Posted Aug 5, 2010 8:51 UTC (Thu) by sgros (subscriber, #36440) [Link]

Yes, inconsistency hurts. But, on the other hand, it is hard to say which approach is better without trying every one, and we all make mistakes. I.e., A1->A2->A1 makes sense because A2 failed, but A1->A2->A1->A2 doesn't make sense at all.

Of course, it easier to do that with someone's else time, but in the same time it is better for everyone else and, in this case, for kernel.

Now, before someone starts flame war, my comment only presents one view and it's certainly not a general view applicable to all situations.

Yama: not so fast

Posted Aug 5, 2010 9:27 UTC (Thu) by epa (subscriber, #39769) [Link]

Right. But what is the alternative? If your boss really did change his mind after you completed A2, then he has two choices: tell you to go back and do it again, or else decide that keeping you happy is more important than his own preferences, and accept it anyway.

Do you really expect a typical LWN hacker to accept what he considers a technically wrong solution because of 'social' reasons, to keep a contributor happy?

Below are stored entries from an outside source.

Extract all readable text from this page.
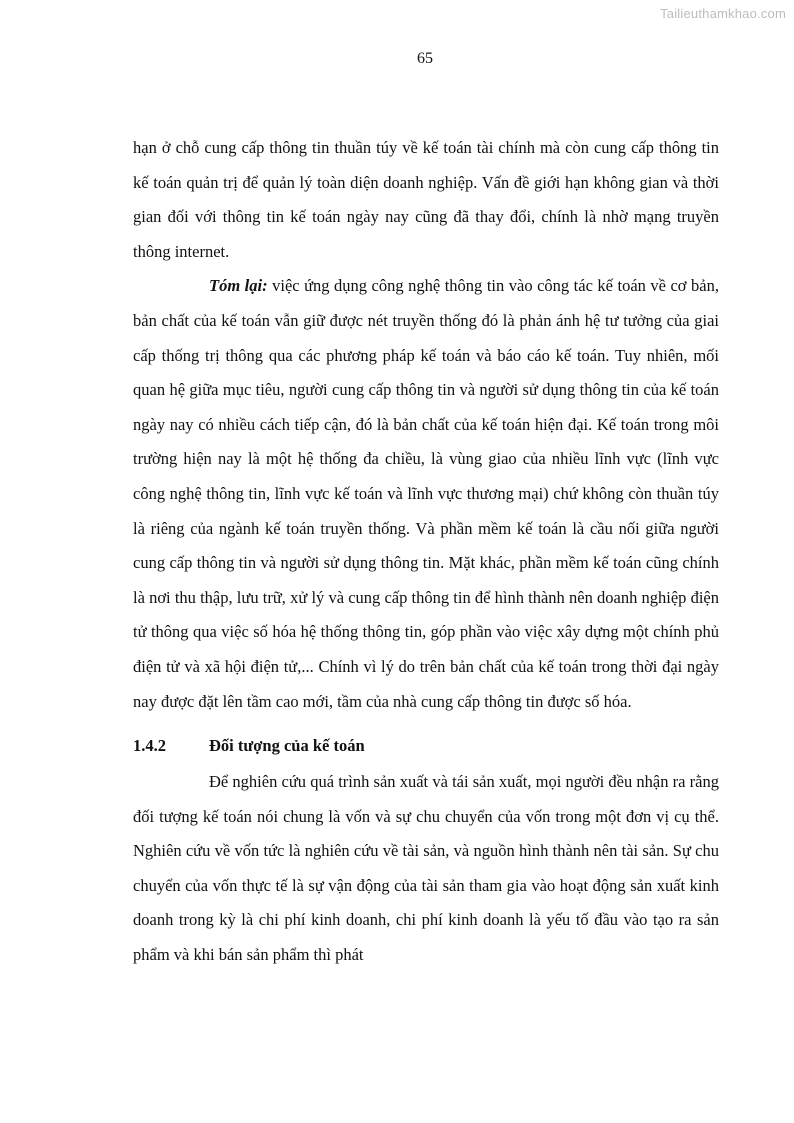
Tailieuthamkhao.com
65

hạn ở chỗ cung cấp thông tin thuần túy về kế toán tài chính mà còn cung cấp thông tin kế toán quản trị để quản lý toàn diện doanh nghiệp. Vấn đề giới hạn không gian và thời gian đối với thông tin kế toán ngày nay cũng đã thay đổi, chính là nhờ mạng truyền thông internet.

Tóm lại: việc ứng dụng công nghệ thông tin vào công tác kế toán về cơ bản, bản chất của kế toán vẫn giữ được nét truyền thống đó là phản ánh hệ tư tưởng của giai cấp thống trị thông qua các phương pháp kế toán và báo cáo kế toán. Tuy nhiên, mối quan hệ giữa mục tiêu, người cung cấp thông tin và người sử dụng thông tin của kế toán ngày nay có nhiều cách tiếp cận, đó là bản chất của kế toán hiện đại. Kế toán trong môi trường hiện nay là một hệ thống đa chiều, là vùng giao của nhiều lĩnh vực (lĩnh vực công nghệ thông tin, lĩnh vực kế toán và lĩnh vực thương mại) chứ không còn thuần túy là riêng của ngành kế toán truyền thống. Và phần mềm kế toán là cầu nối giữa người cung cấp thông tin và người sử dụng thông tin. Mặt khác, phần mềm kế toán cũng chính là nơi thu thập, lưu trữ, xử lý và cung cấp thông tin để hình thành nên doanh nghiệp điện tử thông qua việc số hóa hệ thống thông tin, góp phần vào việc xây dựng một chính phủ điện tử và xã hội điện tử,... Chính vì lý do trên bản chất của kế toán trong thời đại ngày nay được đặt lên tầm cao mới, tầm của nhà cung cấp thông tin được số hóa.

1.4.2	Đối tượng của kế toán

Để nghiên cứu quá trình sản xuất và tái sản xuất, mọi người đều nhận ra rằng đối tượng kế toán nói chung là vốn và sự chu chuyển của vốn trong một đơn vị cụ thể. Nghiên cứu về vốn tức là nghiên cứu về tài sản, và nguồn hình thành nên tài sản. Sự chu chuyển của vốn thực tế là sự vận động của tài sản tham gia vào hoạt động sản xuất kinh doanh trong kỳ là chi phí kinh doanh, chi phí kinh doanh là yếu tố đầu vào tạo ra sản phẩm và khi bán sản phẩm thì phát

Perhaps they should; perhaps it would be better for the kernel in the long run; but there's no way it will happen.

Yama: not so fast

Posted Aug 5, 2010 12:59 UTC (Thu) by NAR (subscriber, #1313) [Link]

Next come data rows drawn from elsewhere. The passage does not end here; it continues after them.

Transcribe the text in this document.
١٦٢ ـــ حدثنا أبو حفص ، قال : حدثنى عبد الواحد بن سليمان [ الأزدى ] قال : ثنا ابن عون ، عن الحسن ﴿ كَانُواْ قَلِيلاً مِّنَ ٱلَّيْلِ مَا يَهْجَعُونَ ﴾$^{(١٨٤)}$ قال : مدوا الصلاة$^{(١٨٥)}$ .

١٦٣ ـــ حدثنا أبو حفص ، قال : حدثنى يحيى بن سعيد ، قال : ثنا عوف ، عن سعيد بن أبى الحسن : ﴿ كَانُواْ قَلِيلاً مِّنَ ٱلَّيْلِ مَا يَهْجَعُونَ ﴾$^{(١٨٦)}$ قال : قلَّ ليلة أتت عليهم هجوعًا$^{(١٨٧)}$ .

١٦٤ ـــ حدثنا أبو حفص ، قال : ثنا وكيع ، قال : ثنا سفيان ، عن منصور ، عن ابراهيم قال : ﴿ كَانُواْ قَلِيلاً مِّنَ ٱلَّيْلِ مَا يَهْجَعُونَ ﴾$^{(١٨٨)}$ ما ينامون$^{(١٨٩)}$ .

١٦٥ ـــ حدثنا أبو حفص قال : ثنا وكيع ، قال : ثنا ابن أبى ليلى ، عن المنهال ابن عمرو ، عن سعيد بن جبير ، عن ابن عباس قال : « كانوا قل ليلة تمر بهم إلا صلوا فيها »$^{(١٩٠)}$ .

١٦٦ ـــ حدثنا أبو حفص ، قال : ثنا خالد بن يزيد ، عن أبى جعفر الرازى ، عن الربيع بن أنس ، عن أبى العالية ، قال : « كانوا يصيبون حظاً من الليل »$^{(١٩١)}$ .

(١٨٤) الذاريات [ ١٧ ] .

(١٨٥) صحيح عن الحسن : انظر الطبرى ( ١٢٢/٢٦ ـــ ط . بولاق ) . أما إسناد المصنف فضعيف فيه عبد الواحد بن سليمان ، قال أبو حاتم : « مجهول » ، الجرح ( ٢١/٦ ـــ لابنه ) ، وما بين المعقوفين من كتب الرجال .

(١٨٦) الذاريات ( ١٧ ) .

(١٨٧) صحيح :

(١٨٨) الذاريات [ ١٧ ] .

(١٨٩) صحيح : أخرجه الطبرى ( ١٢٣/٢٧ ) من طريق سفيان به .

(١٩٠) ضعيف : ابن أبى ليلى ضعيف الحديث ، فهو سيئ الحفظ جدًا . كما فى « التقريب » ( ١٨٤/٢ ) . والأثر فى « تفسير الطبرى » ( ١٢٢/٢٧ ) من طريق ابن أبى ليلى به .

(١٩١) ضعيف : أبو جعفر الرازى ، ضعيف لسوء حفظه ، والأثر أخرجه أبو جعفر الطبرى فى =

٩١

This is not exactly what happened, if you read the original e-mails: "push it into a special LSM or rather a non-standard rule for it". I don't pretend I have a clue about the technical issues, but I don't see in this mail that it was explicitly told that "if you put it into an LSM, we'll merge it".

On the other hand the line "If you think the objection is about having things in fs/ you're smoking some really bad stuff." is really something that could leave bad taste in developers' mouth. Probably this is why it's meaning was missed/ignored.